I sighed. "I know... And I don't even expect that. I just wanted to apologize for existing I guess... For causing you pain..."

Now he looked at me again, I could feel his eyes on my face.
He picked up a small shell from the ground, eyed it up for a moment, then he gave it to me.
"Just a break, remember?" He smiled as I took the small, pinkish shell, looking at it slightly confused.
"What's that for?" I asked.
He shrugged. "I think it looks nice, so I thought I'd give it to someone who caused me pain." He smirked at me.

I felt horrible. I looked at the small shell in my hand, nearly tearing up because of the guilt crushing my heart.
After a while I closed my hand, holding the shell carefully.
"I miss you..." I whispered underneath my breath, still looking at my hand.

ROGER'S POV

Seeing Brian sad like that broke my heart because I could imagine what was going on inside his head but I wouldn't give in just like that.
Brian should feel what it was like being without me and he should see that I wasn't easy to get, that I didn't depend on him.
I did miss him too, though. Quite a bit.
His gentle touches, our evening conversations in which he told me about the stars and badgers, his soft and curly hair, his affection and his warm lips...

"You gotta try then." I simply answered emotionless and let my gaze wander towards the ocean again.
From the corner of my eyes I could see him bury his face in his hands and he sighed.
"How...? You hate me. I hate myself. Everyone hates me. Because I'm so, so stupid and I fuck everything up because I don't know how to act in front of people - especially in front of you."

I frowned and snorted. "Why me? Am I making you insecure or something? Is it my incredible sexiness?"
"Yes..." His answer was muffled as his face was still hidden behind his hands.
I laughed. "Really?"
"Everything about you, Roger. The way I feel around you makes me so nervous..." Now he looked up and peeked towards me. "And then I ruin things again."

I nodded. "You know, John is exactly the same, for that matter." I grinned and took some sand, letting it run through my fingers.
"I can choose between the two of you, you know."
I saw how Brian's gaze got darker as he looked back at the ocean.

"But you've got one thing that Deaky doesn't have."

Now he seemed to be interested again as his gaze brightened up and wandered towards me.

"You've got a big di-"

I was interrupted by Freddie who was shouting and waving at us from the distance. He ran towards us.
"Rog, Bri! There you are! Oh, I've found the most amazing jacket, you have to come and see it, darlings!"

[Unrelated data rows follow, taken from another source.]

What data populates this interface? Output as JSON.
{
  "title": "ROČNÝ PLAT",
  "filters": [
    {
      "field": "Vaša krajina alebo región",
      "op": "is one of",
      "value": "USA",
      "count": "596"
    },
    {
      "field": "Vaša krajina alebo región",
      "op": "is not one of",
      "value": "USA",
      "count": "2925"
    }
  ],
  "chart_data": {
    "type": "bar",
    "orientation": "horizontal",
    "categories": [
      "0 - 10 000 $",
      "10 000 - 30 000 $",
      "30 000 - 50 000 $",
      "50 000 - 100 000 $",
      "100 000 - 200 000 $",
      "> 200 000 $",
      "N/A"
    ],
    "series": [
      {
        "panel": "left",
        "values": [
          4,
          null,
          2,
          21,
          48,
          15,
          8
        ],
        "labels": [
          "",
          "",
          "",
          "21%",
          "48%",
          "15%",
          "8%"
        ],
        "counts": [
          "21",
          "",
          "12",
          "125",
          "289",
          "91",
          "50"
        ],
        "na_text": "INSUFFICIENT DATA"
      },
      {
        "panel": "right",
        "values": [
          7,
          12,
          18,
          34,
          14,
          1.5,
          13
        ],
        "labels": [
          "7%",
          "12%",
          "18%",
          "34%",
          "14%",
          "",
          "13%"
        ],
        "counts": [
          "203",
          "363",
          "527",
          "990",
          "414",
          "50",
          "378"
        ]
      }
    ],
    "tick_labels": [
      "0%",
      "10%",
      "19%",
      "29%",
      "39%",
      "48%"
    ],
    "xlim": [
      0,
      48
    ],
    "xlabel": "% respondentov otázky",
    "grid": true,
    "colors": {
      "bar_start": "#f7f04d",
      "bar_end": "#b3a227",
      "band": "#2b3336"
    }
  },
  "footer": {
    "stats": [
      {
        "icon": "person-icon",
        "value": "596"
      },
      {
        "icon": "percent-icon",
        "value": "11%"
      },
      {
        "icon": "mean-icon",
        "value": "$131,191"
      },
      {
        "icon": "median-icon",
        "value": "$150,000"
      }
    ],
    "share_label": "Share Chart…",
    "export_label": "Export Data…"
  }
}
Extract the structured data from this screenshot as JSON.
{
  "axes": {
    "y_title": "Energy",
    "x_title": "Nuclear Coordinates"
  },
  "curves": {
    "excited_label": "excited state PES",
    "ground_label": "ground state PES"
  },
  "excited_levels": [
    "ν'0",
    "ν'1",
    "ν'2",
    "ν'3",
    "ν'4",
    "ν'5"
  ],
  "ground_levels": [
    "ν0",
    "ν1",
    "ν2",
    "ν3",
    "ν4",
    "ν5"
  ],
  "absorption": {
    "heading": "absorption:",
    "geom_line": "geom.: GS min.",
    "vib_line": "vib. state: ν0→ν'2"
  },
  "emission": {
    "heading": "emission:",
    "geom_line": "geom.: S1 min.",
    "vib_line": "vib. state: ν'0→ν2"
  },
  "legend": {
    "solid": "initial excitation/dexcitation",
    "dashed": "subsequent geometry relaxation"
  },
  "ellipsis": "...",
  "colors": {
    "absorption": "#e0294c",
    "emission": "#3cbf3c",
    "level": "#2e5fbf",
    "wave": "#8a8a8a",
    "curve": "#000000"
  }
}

I got up from the ground and trotted towards Freddie, peeking at the jacket curiously. It looked quite nice.

"A big what?" I heard Brian from behind. "A big heart?"

I ignored him, though. He would have just been embarrassed if I told him in front of the others. And despite that, it was just supposed to be a joke to tease him a little. I hadn't seen Deaky's, so I wasn't in the position to judge.
"That jacket is really cool!" I cheered. "Where'd you get it from? I want one too!"
"Oh, we can go there again, darling! It's a huge shopping centre in Boscombe, about twenty minutes from here." Freddie seemed to be really excited about the shopping centre so I decided to follow him there.